En ce qui concerne la session de l’examen d’Etat de cette année, son grand mérite, selon M. Lutul Gay, est que « nous avons pu ramener la session du mois de juillet au mois de juin, chose qui permettra à tout le monde (enseignants et élèves) de bien passer les vacances ».

Deuxièmement, a-t-il indiqué, des stratégies ont été prises pour lutter contre la fraude. « Car, si cette évaluation qu’est l’examen d’Etat n’est pas objective et biaisée à cause de la fraude, le test des connaissances est compromis avec ce que cela implique comme conséquence ».

Quant à la publication des résultats, cela sera fait le plus tôt que possible, de manière à ce que tous les élèves  commencent ensemble dès la rentrée scolaire prochaine.
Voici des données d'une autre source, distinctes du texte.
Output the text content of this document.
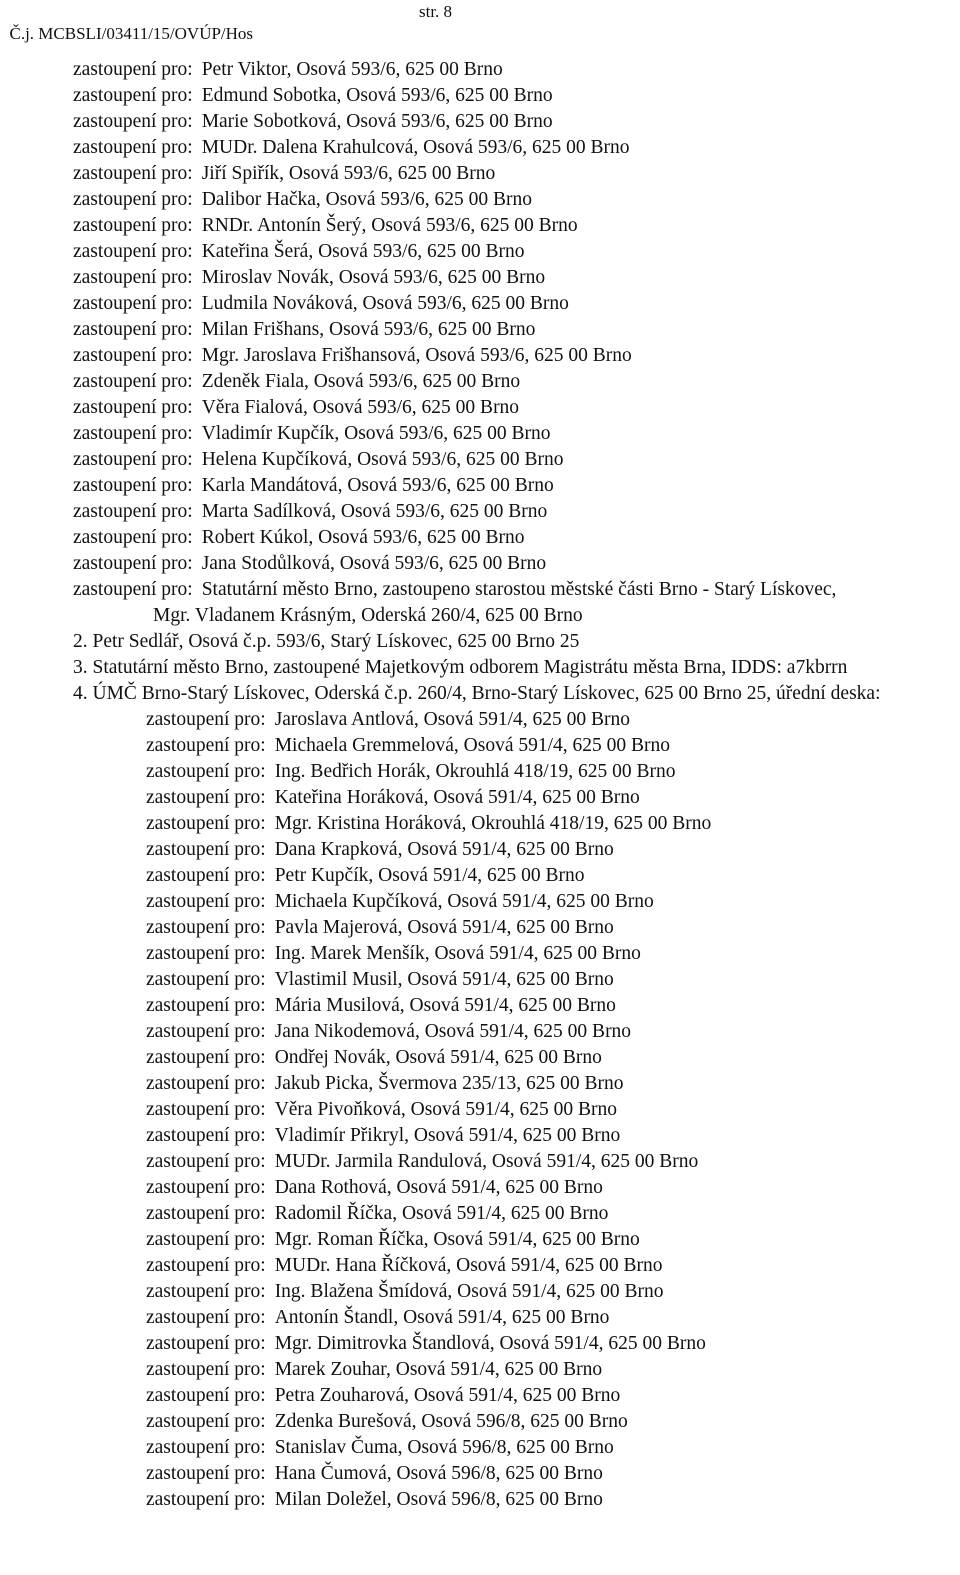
Č.j. MCBSLI/03411/15/OVÚP/Hos

str. 8

zastoupení pro: Petr Viktor, Osová 593/6, 625 00 Brno
zastoupení pro: Edmund Sobotka, Osová 593/6, 625 00 Brno
zastoupení pro: Marie Sobotková, Osová 593/6, 625 00 Brno
zastoupení pro: MUDr. Dalena Krahulcová, Osová 593/6, 625 00 Brno
zastoupení pro: Jiří Spiřík, Osová 593/6, 625 00 Brno
zastoupení pro: Dalibor Hačka, Osová 593/6, 625 00 Brno
zastoupení pro: RNDr. Antonín Šerý, Osová 593/6, 625 00 Brno
zastoupení pro: Kateřina Šerá, Osová 593/6, 625 00 Brno
zastoupení pro: Miroslav Novák, Osová 593/6, 625 00 Brno
zastoupení pro: Ludmila Nováková, Osová 593/6, 625 00 Brno
zastoupení pro: Milan Frišhans, Osová 593/6, 625 00 Brno
zastoupení pro: Mgr. Jaroslava Frišhansová, Osová 593/6, 625 00 Brno
zastoupení pro: Zdeněk Fiala, Osová 593/6, 625 00 Brno
zastoupení pro: Věra Fialová, Osová 593/6, 625 00 Brno
zastoupení pro: Vladimír Kupčík, Osová 593/6, 625 00 Brno
zastoupení pro: Helena Kupčíková, Osová 593/6, 625 00 Brno
zastoupení pro: Karla Mandátová, Osová 593/6, 625 00 Brno
zastoupení pro: Marta Sadílková, Osová 593/6, 625 00 Brno
zastoupení pro: Robert Kúkol, Osová 593/6, 625 00 Brno
zastoupení pro: Jana Stodůlková, Osová 593/6, 625 00 Brno
zastoupení pro: Statutární město Brno, zastoupeno starostou městské části Brno - Starý Lískovec,
Mgr. Vladanem Krásným, Oderská 260/4, 625 00 Brno
2. Petr Sedlář, Osová č.p. 593/6, Starý Lískovec, 625 00 Brno 25
3. Statutární město Brno, zastoupené Majetkovým odborem Magistrátu města Brna, IDDS: a7kbrrn
4. ÚMČ Brno-Starý Lískovec, Oderská č.p. 260/4, Brno-Starý Lískovec, 625 00 Brno 25, úřední deska:
zastoupení pro: Jaroslava Antlová, Osová 591/4, 625 00 Brno
zastoupení pro: Michaela Gremmelová, Osová 591/4, 625 00 Brno
zastoupení pro: Ing. Bedřich Horák, Okrouhlá 418/19, 625 00 Brno
zastoupení pro: Kateřina Horáková, Osová 591/4, 625 00 Brno
zastoupení pro: Mgr. Kristina Horáková, Okrouhlá 418/19, 625 00 Brno
zastoupení pro: Dana Krapková, Osová 591/4, 625 00 Brno
zastoupení pro: Petr Kupčík, Osová 591/4, 625 00 Brno
zastoupení pro: Michaela Kupčíková, Osová 591/4, 625 00 Brno
zastoupení pro: Pavla Majerová, Osová 591/4, 625 00 Brno
zastoupení pro: Ing. Marek Menšík, Osová 591/4, 625 00 Brno
zastoupení pro: Vlastimil Musil, Osová 591/4, 625 00 Brno
zastoupení pro: Mária Musilová, Osová 591/4, 625 00 Brno
zastoupení pro: Jana Nikodemová, Osová 591/4, 625 00 Brno
zastoupení pro: Ondřej Novák, Osová 591/4, 625 00 Brno
zastoupení pro: Jakub Picka, Švermova 235/13, 625 00 Brno
zastoupení pro: Věra Pivoňková, Osová 591/4, 625 00 Brno
zastoupení pro: Vladimír Přikryl, Osová 591/4, 625 00 Brno
zastoupení pro: MUDr. Jarmila Randulová, Osová 591/4, 625 00 Brno
zastoupení pro: Dana Rothová, Osová 591/4, 625 00 Brno
zastoupení pro: Radomil Říčka, Osová 591/4, 625 00 Brno
zastoupení pro: Mgr. Roman Říčka, Osová 591/4, 625 00 Brno
zastoupení pro: MUDr. Hana Říčková, Osová 591/4, 625 00 Brno
zastoupení pro: Ing. Blažena Šmídová, Osová 591/4, 625 00 Brno
zastoupení pro: Antonín Štandl, Osová 591/4, 625 00 Brno
zastoupení pro: Mgr. Dimitrovka Štandlová, Osová 591/4, 625 00 Brno
zastoupení pro: Marek Zouhar, Osová 591/4, 625 00 Brno
zastoupení pro: Petra Zouharová, Osová 591/4, 625 00 Brno
zastoupení pro: Zdenka Burešová, Osová 596/8, 625 00 Brno
zastoupení pro: Stanislav Čuma, Osová 596/8, 625 00 Brno
zastoupení pro: Hana Čumová, Osová 596/8, 625 00 Brno
zastoupení pro: Milan Doležel, Osová 596/8, 625 00 Brno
La faible participation des filles à cette épreuve nationale a aussi été abordée au cours de cet entretien. A ce propos, l’Inspecteur général Prospère Lutul Gay estime « que depuis la campagne de l’Unicef qui lutte contre la non-scolarisation des filles dans notre pays, le nombre de filles ne fait que s’accroître petit à petit depuis plus de deux ans, un accroissement de 30% . Il a affirmé que le ministre Maker F. Mwangu tient à l’émergence de la fille. «  Nous sommes entrain de mener des campagnes à travers des séminaires que nous avons organisé avec tous les opérateurs pédagogiques pour que les filles ne restent plus à la maison », a-t-il dit.

L’Ig Lutul Gay a profité de cette occasion pour remercier le Chef de l’Etat d’avoir retenu l’éducation parmi les cinq chantiers. Il est convaincu que ce pays va décoller en terme d’éducation et de l’enseignement et que la plupart des pays comme la Chine, le Japon, les Etats-Unis sont partis de l’éducation pour arriver à émerger.
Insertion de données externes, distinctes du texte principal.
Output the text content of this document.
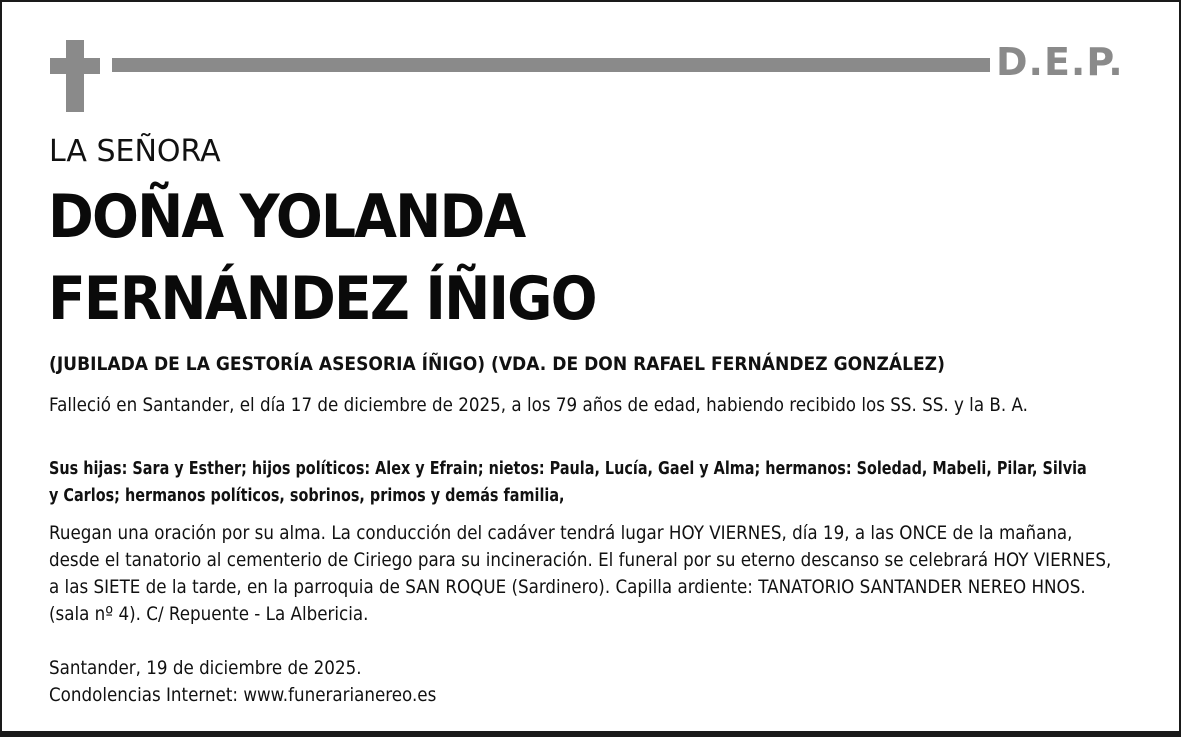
D.E.P.
LA SEÑORA
DOÑA YOLANDA
FERNÁNDEZ ÍÑIGO
(JUBILADA DE LA GESTORÍA ASESORIA ÍÑIGO) (VDA. DE DON RAFAEL FERNÁNDEZ GONZÁLEZ)
Falleció en Santander, el día 17 de diciembre de 2025, a los 79 años de edad, habiendo recibido los SS. SS. y la B. A.
Sus hijas: Sara y Esther; hijos políticos: Alex y Efrain; nietos: Paula, Lucía, Gael y Alma; hermanos: Soledad, Mabeli, Pilar, Silvia y Carlos; hermanos políticos, sobrinos, primos y demás familia,
Ruegan una oración por su alma. La conducción del cadáver tendrá lugar HOY VIERNES, día 19, a las ONCE de la mañana, desde el tanatorio al cementerio de Ciriego para su incineración. El funeral por su eterno descanso se celebrará HOY VIERNES, a las SIETE de la tarde, en la parroquia de SAN ROQUE (Sardinero). Capilla ardiente: TANATORIO SANTANDER NEREO HNOS. (sala nº 4). C/ Repuente - La Albericia.
Santander, 19 de diciembre de 2025.
Condolencias Internet: www.funerarianereo.es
En ce qui concerne la gratuité de l’enseignement primaire, il a précisé que c’est un processus, c’est l’idéal à atteindre et, on doit normalement y arriver pour éviter la déperdition que nous connaissons au niveau de l’enseignement, du fait que les parents n’ont pas d’argent.
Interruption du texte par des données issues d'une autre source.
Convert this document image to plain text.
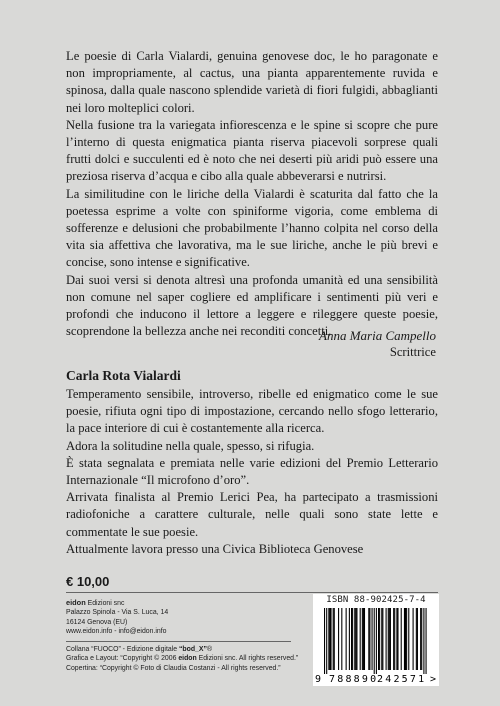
Le poesie di Carla Vialardi, genuina genovese doc, le ho paragonate e non impropriamente, al cactus, una pianta apparentemente ruvida e spinosa, dalla quale nascono splendide varietà di fiori fulgidi, abbaglianti nei loro molteplici colori.

Nella fusione tra la variegata infiorescenza e le spine si scopre che pure l’interno di questa enigmatica pianta riserva piacevoli sorprese quali frutti dolci e succulenti ed è noto che nei deserti più aridi può essere una preziosa riserva d’acqua e cibo alla quale abbeverarsi e nutrirsi.

La similitudine con le liriche della Vialardi è scaturita dal fatto che la poetessa esprime a volte con spiniforme vigoria, come emblema di sofferenze e delusioni che probabilmente l’hanno colpita nel corso della vita sia affettiva che lavorativa, ma le sue liriche, anche le più brevi e concise, sono intense e significative.

Dai suoi versi si denota altresì una profonda umanità ed una sensibilità non comune nel saper cogliere ed amplificare i sentimenti più veri e profondi che inducono il lettore a leggere e rileggere queste poesie, scoprendone la bellezza anche nei reconditi concetti.

Anna Maria Campello
Scrittrice
Carla Rota Vialardi

Temperamento sensibile, introverso, ribelle ed enigmatico come le sue poesie, rifiuta ogni tipo di impostazione, cercando nello sfogo letterario, la pace interiore di cui è costantemente alla ricerca.

Adora la solitudine nella quale, spesso, si rifugia.

È stata segnalata e premiata nelle varie edizioni del Premio Letterario Internazionale “Il microfono d’oro”.

Arrivata finalista al Premio Lerici Pea, ha partecipato a trasmissioni radiofoniche a carattere culturale, nelle quali sono state lette e commentate le sue poesie.

Attualmente lavora presso una Civica Biblioteca Genovese

€ 10,00
eidon Edizioni snc
Palazzo Spinola - Via S. Luca, 14
16124 Genova (EU)
www.eidon.info - info@eidon.info
Collana “FUOCO” - Edizione digitale “bod_X”®
Grafica e Layout: “Copyright © 2006 eidon Edizioni snc. All rights reserved.”
Copertina: “Copyright © Foto di Claudia Costanzi - All rights reserved.”
ISBN 88-902425-7-4
9 788890
242571 >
Il a souligné, cependant, que la gratuité se fera au niveau des frais scolaires. Il faudra, également, extirper certains frais dits de complaisance, à savoir les frais de transport, le frais de motivation et les frais divers de manière à alléger les parents. Dans cette perspective, le ministre de l’EPSP, Maker Mwangu, publiera d’ici-là une liste des frais.

Au sujet des lauréats finalistes qui se plaignent de ne pas être entrés en possession de leur diplôme, l’Ig rappelle qu’il y a un mois passé, le ministre Maker a lancé officiellement cette opération de remise gratuite des diplômes des années 2003, 2004, 2005, 2006.